Re: David Chase on James Gandolfini's death

#8
Saddened at the news. No character has ever had such an emotional affect on me a Tony Soprano. It took a great talent to portray that character and make it his own. Ive seen the series about 6 times and was going to wait a year or so before I watched again but I think I might start watching again tonight. RIP James Gandolfini

Re: David Chase on James Gandolfini's death

#9
mutualdream wrote:So moving.

Leave it to David Chase to write a statement like that to remember his friend.

"He wasn't easy sometimes."

I only heard about his death three hours ago, and I'm already tired of hearing the cliches on CNN about how he was a "gentle giant." James Gandolfini was a Man, M-A-N, like the Bo Diddley song played in the pilot.

Chase said more about him in two paragraphs than anything I've heard/read tonight in the media.

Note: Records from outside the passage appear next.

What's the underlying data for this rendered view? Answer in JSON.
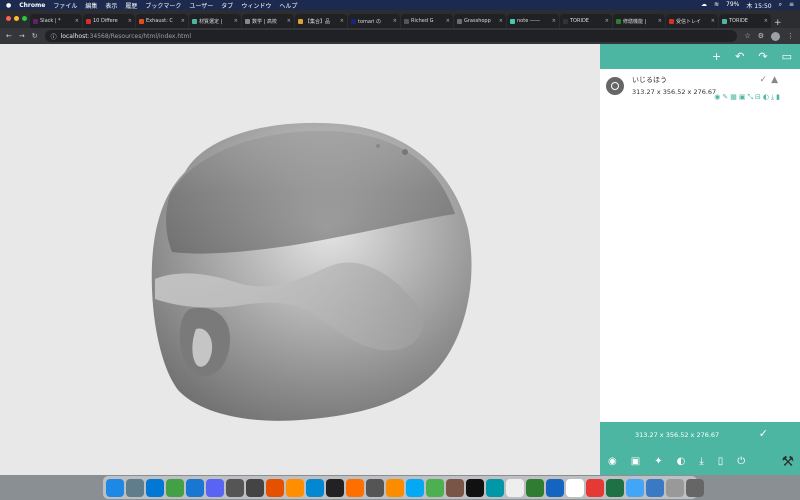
{
  "menubar": {
    "apple": "",
    "app": "Chrome",
    "items": [
      "ファイル",
      "編集",
      "表示",
      "履歴",
      "ブックマーク",
      "ユーザー",
      "タブ",
      "ウィンドウ",
      "ヘルプ"
    ],
    "battery": "79%",
    "clock": "木 15:50"
  },
  "tabs": [
    {
      "title": "Slack | * ",
      "color": "#611f69"
    },
    {
      "title": "10 Differe",
      "color": "#d32f2f"
    },
    {
      "title": "Exhaust: C",
      "color": "#e64a19"
    },
    {
      "title": "材質選定 |",
      "color": "#4db6a3"
    },
    {
      "title": "数学 | 高校",
      "color": "#888888"
    },
    {
      "title": "【集合】品",
      "color": "#e0a030"
    },
    {
      "title": "tomari の",
      "color": "#1a237e"
    },
    {
      "title": "Riched G",
      "color": "#555555"
    },
    {
      "title": "Grasshopp",
      "color": "#6d6d6d"
    },
    {
      "title": "note ――",
      "color": "#41c9b4"
    },
    {
      "title": "TORIDE",
      "color": "#333333"
    },
    {
      "title": "修繕機能 |",
      "color": "#2e7d32"
    },
    {
      "title": "受信トレイ",
      "color": "#d93025"
    },
    {
      "title": "TORIDE",
      "color": "#4db6a3"
    }
  ],
  "address": {
    "host": "localhost",
    "path": ":34568/Resources/html/index.html"
  },
  "panel": {
    "item_name": "いじるほう",
    "item_dims": "313.27 x 356.52 x 276.67",
    "bottom_dims": "313.27 x 356.52 x 276.67"
  },
  "colors": {
    "accent": "#4db6a3"
  },
  "dock_colors": [
    "#1e88e5",
    "#607d8b",
    "#0078d4",
    "#43a047",
    "#1976d2",
    "#5865f2",
    "#555555",
    "#444444",
    "#e65100",
    "#ff8f00",
    "#0288d1",
    "#222222",
    "#ff6f00",
    "#555555",
    "#fb8c00",
    "#03a9f4",
    "#4caf50",
    "#795548",
    "#111111",
    "#0097a7",
    "#eeeeee",
    "#2e7d32",
    "#1565c0",
    "#ffffff",
    "#e53935",
    "#1e7145",
    "#42a5f5",
    "#3a79c4",
    "#999999",
    "#666666"
  ]
}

Amen. Just as David Chase isn't 'cliche' in his pursuit as an artist, neither are his words on James. I'm devastated but much more so 'numb' to the horrible news. Still isn't sinking in. This is exactly like losing John Lennon! Like many, legendary artistic duos that have worked together to create phenominal Classic stuff - from Lennon/McCartney to Kobe/Shaq - both David and James, though brothers basically, would be at odds in their roles of creating something Classic - this case their placing-into-being the Tony Soprano character who is on no less par than any Shakespearean character nor any other historically heralded fictional character ever conceived of by any artist who ever lived. Same can be said for many Sopranos actors' portrayals of their respective characters. But it all begins with James's portrayal of 'T' - and Edie's of Carm - and without David Chase's conception, there is no Tony Soprano-period. And without Janes and only James portraying him as well as adding plenty more in collabortaion with David, Tony Soprano comes no where NEAR proper, justifiable fruition.

My heart goes out to James's entire family, friends, and other family that being the entire Sopranos cast and crew, and of course all of us true FANS such as myself as well as everyone on this site starting with Fly. We ALL missed out on quite a talent whose Genius would have continued to be shown to us for years and decades to come! Just having seen all 86 episodes, I think since no one episode in particular alone can deliver all justice, I am going to honor his work with the Sopranos in style by running the gammut yet again....

But first, I must see 'Not Fade Away' once more!

Re: UPDATED: David Chase on James Gandolfini's death, includ

#10
New interview with Chase in The Gaurdian. Posted this link after only reading the first couple of paragraphs, but it states exactly the quality of Jim/Tony's lovable magnetism for me, which was that the wounded child in him was nearly always what I saw in his paradoxically hulking, often menacing frame.

http://www.guardian.co.uk/culture/2013/jun/26/james-gandolfini-sopranos-david-chase
Tony, his spirits crushed after b-lining to the fridge first thing in the morning: "Who ate the last piece of cake?"